GETTING BETTER ALL THE TIME


I hope.

Occasionally I get asked interesting questions like - what is this root?
And often I do not know. This is from an English garden and is a knobbly rhizome resembling, wait for it, turmeric? possibly ginger? even a grass like miscanthus?
If it is a turmeric the rhizome when cut should be brightly coloured.

If anyone knows better please let me know and I will pass on the information.

Recovering from my knee operation I often sit in the new extension looking across the garden to the white Japanese anemones and, further away, the splash of deep yellow from the rudbeckia Goldsturm. A lazy buzzard flies over, a willow warbler, still here, skulks in the genista.

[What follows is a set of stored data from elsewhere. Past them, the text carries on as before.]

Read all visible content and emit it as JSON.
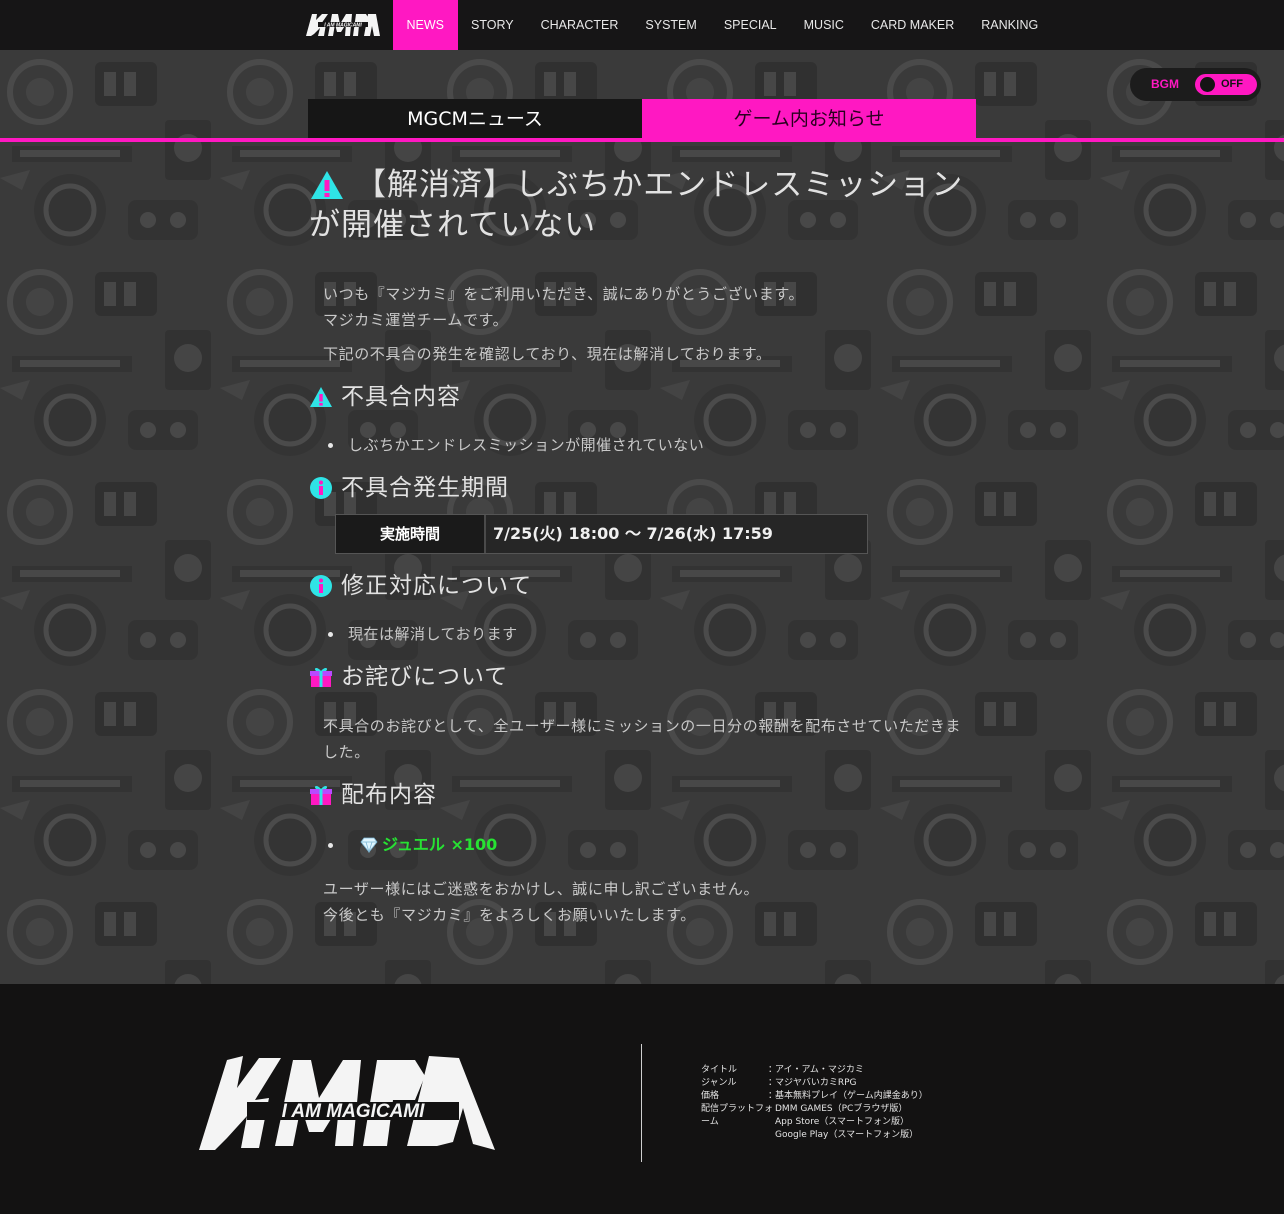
{
  "nav": {
    "logo": "I AM MAGICAMI",
    "items": [
      "NEWS",
      "STORY",
      "CHARACTER",
      "SYSTEM",
      "SPECIAL",
      "MUSIC",
      "CARD MAKER",
      "RANKING"
    ],
    "active_index": 0
  },
  "bgm": {
    "label": "BGM",
    "state": "OFF"
  },
  "tabs": [
    "MGCMニュース",
    "ゲーム内お知らせ"
  ],
  "article": {
    "title": "【解消済】しぶちかエンドレスミッションが開催されていない",
    "intro_line1": "いつも『マジカミ』をご利用いただき、誠にありがとうございます。",
    "intro_line2": "マジカミ運営チームです。",
    "intro_line3": "下記の不具合の発生を確認しており、現在は解消しております。",
    "sec_issue": "不具合内容",
    "issue_item": "しぶちかエンドレスミッションが開催されていない",
    "sec_period": "不具合発生期間",
    "period_key": "実施時間",
    "period_value": "7/25(火) 18:00 〜 7/26(水) 17:59",
    "sec_fix": "修正対応について",
    "fix_item": "現在は解消しております",
    "sec_apology": "お詫びについて",
    "apology_text": "不具合のお詫びとして、全ユーザー様にミッションの一日分の報酬を配布させていただきました。",
    "sec_reward": "配布内容",
    "reward_item": "ジュエル ×100",
    "outro_line1": "ユーザー様にはご迷惑をおかけし、誠に申し訳ございません。",
    "outro_line2": "今後とも『マジカミ』をよろしくお願いいたします。"
  },
  "icons": {
    "warning": "warning-icon",
    "info": "info-icon",
    "gift": "gift-icon",
    "gem": "gem-icon"
  },
  "colors": {
    "accent": "#ff18c2",
    "cyan": "#2fe3e6",
    "reward_green": "#27e233"
  },
  "footer": {
    "logo": "I AM MAGICAMI",
    "info": [
      {
        "key": "タイトル",
        "sep": "：",
        "value": "アイ・アム・マジカミ"
      },
      {
        "key": "ジャンル",
        "sep": "：",
        "value": "マジヤバいカミRPG"
      },
      {
        "key": "価格",
        "sep": "：",
        "value": "基本無料プレイ（ゲーム内課金あり）"
      },
      {
        "key": "配信プラットフォーム",
        "sep": "",
        "value": "DMM GAMES（PCブラウザ版）\nApp Store（スマートフォン版）\nGoogle Play（スマートフォン版）"
      }
    ]
  }
}
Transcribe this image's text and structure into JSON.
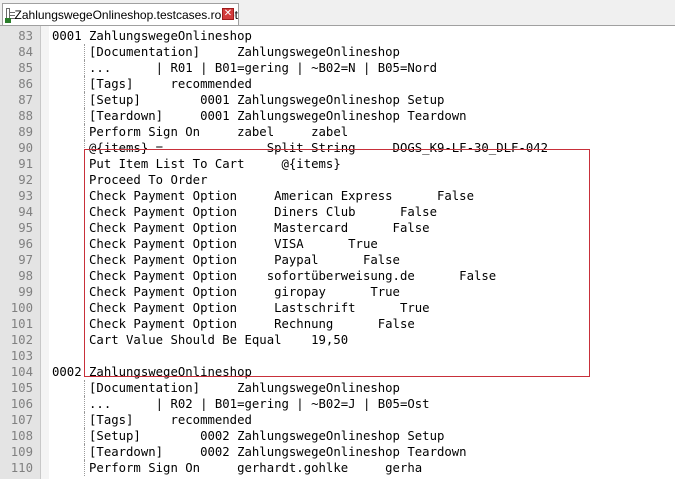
{
  "tab": {
    "title": "ZahlungswegeOnlineshop.testcases.robot",
    "icon": "file-icon",
    "close_icon": "close-icon"
  },
  "colors": {
    "highlight_border": "#c8303a",
    "close_button": "#d23b3b"
  },
  "lines": [
    {
      "n": "83",
      "text": "0001 ZahlungswegeOnlineshop"
    },
    {
      "n": "84",
      "text": "     [Documentation]     ZahlungswegeOnlineshop"
    },
    {
      "n": "85",
      "text": "     ...      | R01 | B01=gering | ~B02=N | B05=Nord"
    },
    {
      "n": "86",
      "text": "     [Tags]     recommended"
    },
    {
      "n": "87",
      "text": "     [Setup]        0001 ZahlungswegeOnlineshop Setup"
    },
    {
      "n": "88",
      "text": "     [Teardown]     0001 ZahlungswegeOnlineshop Teardown"
    },
    {
      "n": "89",
      "text": "     Perform Sign On     zabel     zabel"
    },
    {
      "n": "90",
      "text": "     @{items} =              Split String     DOGS_K9-LF-30_DLF-042"
    },
    {
      "n": "91",
      "text": "     Put Item List To Cart     @{items}"
    },
    {
      "n": "92",
      "text": "     Proceed To Order"
    },
    {
      "n": "93",
      "text": "     Check Payment Option     American Express      False"
    },
    {
      "n": "94",
      "text": "     Check Payment Option     Diners Club      False"
    },
    {
      "n": "95",
      "text": "     Check Payment Option     Mastercard      False"
    },
    {
      "n": "96",
      "text": "     Check Payment Option     VISA      True"
    },
    {
      "n": "97",
      "text": "     Check Payment Option     Paypal      False"
    },
    {
      "n": "98",
      "text": "     Check Payment Option    sofortüberweisung.de      False"
    },
    {
      "n": "99",
      "text": "     Check Payment Option     giropay      True"
    },
    {
      "n": "100",
      "text": "     Check Payment Option     Lastschrift      True"
    },
    {
      "n": "101",
      "text": "     Check Payment Option     Rechnung      False"
    },
    {
      "n": "102",
      "text": "     Cart Value Should Be Equal    19,50"
    },
    {
      "n": "103",
      "text": ""
    },
    {
      "n": "104",
      "text": "0002 ZahlungswegeOnlineshop"
    },
    {
      "n": "105",
      "text": "     [Documentation]     ZahlungswegeOnlineshop"
    },
    {
      "n": "106",
      "text": "     ...      | R02 | B01=gering | ~B02=J | B05=Ost"
    },
    {
      "n": "107",
      "text": "     [Tags]     recommended"
    },
    {
      "n": "108",
      "text": "     [Setup]        0002 ZahlungswegeOnlineshop Setup"
    },
    {
      "n": "109",
      "text": "     [Teardown]     0002 ZahlungswegeOnlineshop Teardown"
    },
    {
      "n": "110",
      "text": "     Perform Sign On     gerhardt.gohlke     gerha"
    }
  ]
}
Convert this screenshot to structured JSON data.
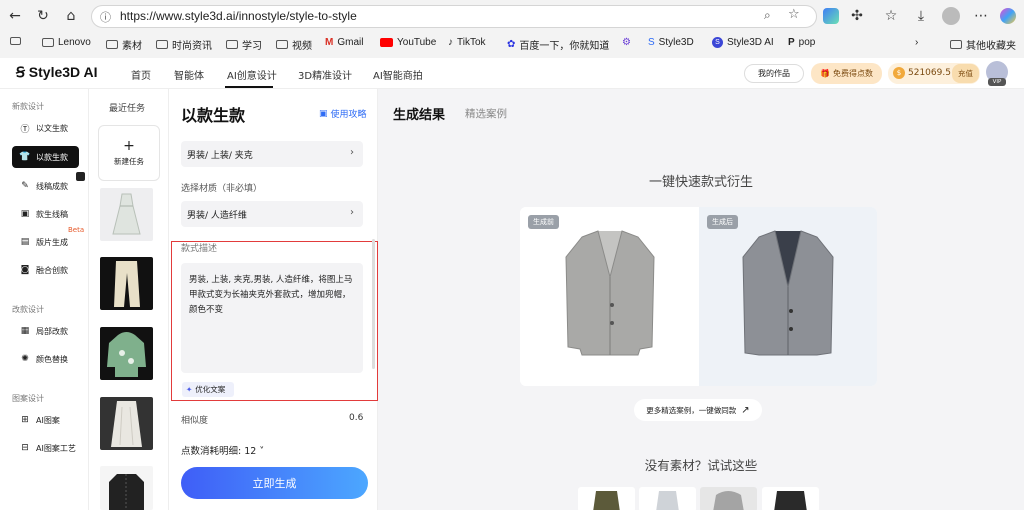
{
  "browser": {
    "url": "https://www.style3d.ai/innostyle/style-to-style",
    "bookmarks": [
      "Lenovo",
      "素材",
      "时尚资讯",
      "学习",
      "视频",
      "Gmail",
      "YouTube",
      "TikTok",
      "百度一下，你就知道",
      "Style3D",
      "Style3D AI",
      "pop"
    ],
    "other_bookmarks": "其他收藏夹"
  },
  "header": {
    "logo": "Style3D AI",
    "nav": [
      "首页",
      "智能体",
      "AI创意设计",
      "3D精准设计",
      "AI智能商拍"
    ],
    "my_works": "我的作品",
    "free_points": "免费得点数",
    "coins": "521069.5",
    "tier": "充值",
    "vip": "VIP"
  },
  "sidebar": {
    "section1": "新款设计",
    "items1": [
      "以文生款",
      "以款生款",
      "线稿成款",
      "款生线稿",
      "版片生成",
      "融合创款"
    ],
    "beta": "Beta",
    "section2": "改款设计",
    "items2": [
      "局部改款",
      "颜色替换"
    ],
    "section3": "图案设计",
    "items3": [
      "AI图案",
      "AI图案工艺"
    ]
  },
  "recent": {
    "title": "最近任务",
    "new_task": "新建任务",
    "plus": "+"
  },
  "form": {
    "title": "以款生款",
    "guide": "使用攻略",
    "category": "男装/ 上装/ 夹克",
    "material_label": "选择材质（非必填）",
    "material": "男装/ 人造纤维",
    "desc_label": "款式描述",
    "desc": "男装, 上装, 夹克,男装, 人造纤维，将图上马甲款式变为长袖夹克外套款式，增加兜帽，颜色不变",
    "optimize": "优化文案",
    "similarity_label": "相似度",
    "similarity_value": "0.6",
    "cost": "点数消耗明细: 12 ˅",
    "generate": "立即生成"
  },
  "result": {
    "tab_result": "生成结果",
    "tab_cases": "精选案例",
    "headline": "一键快速款式衍生",
    "before_tag": "生成前",
    "after_tag": "生成后",
    "more": "更多精选案例，一键做同款",
    "no_material": "没有素材？试试这些"
  },
  "colors": {
    "accent_blue": "#2f6cf5",
    "highlight_red": "#e23b3b",
    "btn_gradient_start": "#3f5ef7",
    "btn_gradient_end": "#4ca7ff"
  }
}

R has been bottling spiced pears, I think they might end up as Christmas presents. And since I came home from the op she has moved into cake mode - obviously thinks, as usual, I need building up. (This was one of the reasons I used to be a largish fellow.) However to quote Satchmo - almost - 'What a wonderful wife."
White sweet peas - a few - and in then garden white lighting up the dark corners - Japanese anemones




 Marguerites and phlox







And the fleabane (Erigeron) by the path down from the paving are good.

  

R has been taking cuttings from the hydrangea Annabelle, dead heading day lilies, agapanthus, in fact doing gardening I would do if I could.

The scented-leaf geranium will have to come in soon as frosts approach. It has loved being by the seat, after a sharp pruning.

The first leaves are yellowing on the trees (except the sycamore which go dirty greyish brown - if only they went bright red, yellow, anything else.)

Watching the rabbits at the back of the house I am increasingly convinced that they have a burrow up there - once I am more mobile I shall have to go searching. 
And then here they are just outside the house, bold as brass!



The butternut squash plants straggle all over the place but I cannot see any fruit - flowers yes but no fruit.
Examining the big damson the damage from the pocket plum is plain to see with many shrivelled fruit - but still enough for us to freeze and eat.

Anyway, knees must, back to the exercises.

1 comment:

  1. Fleabane blooms here in late spring. It is long gone. Many consider it a weed but I love it.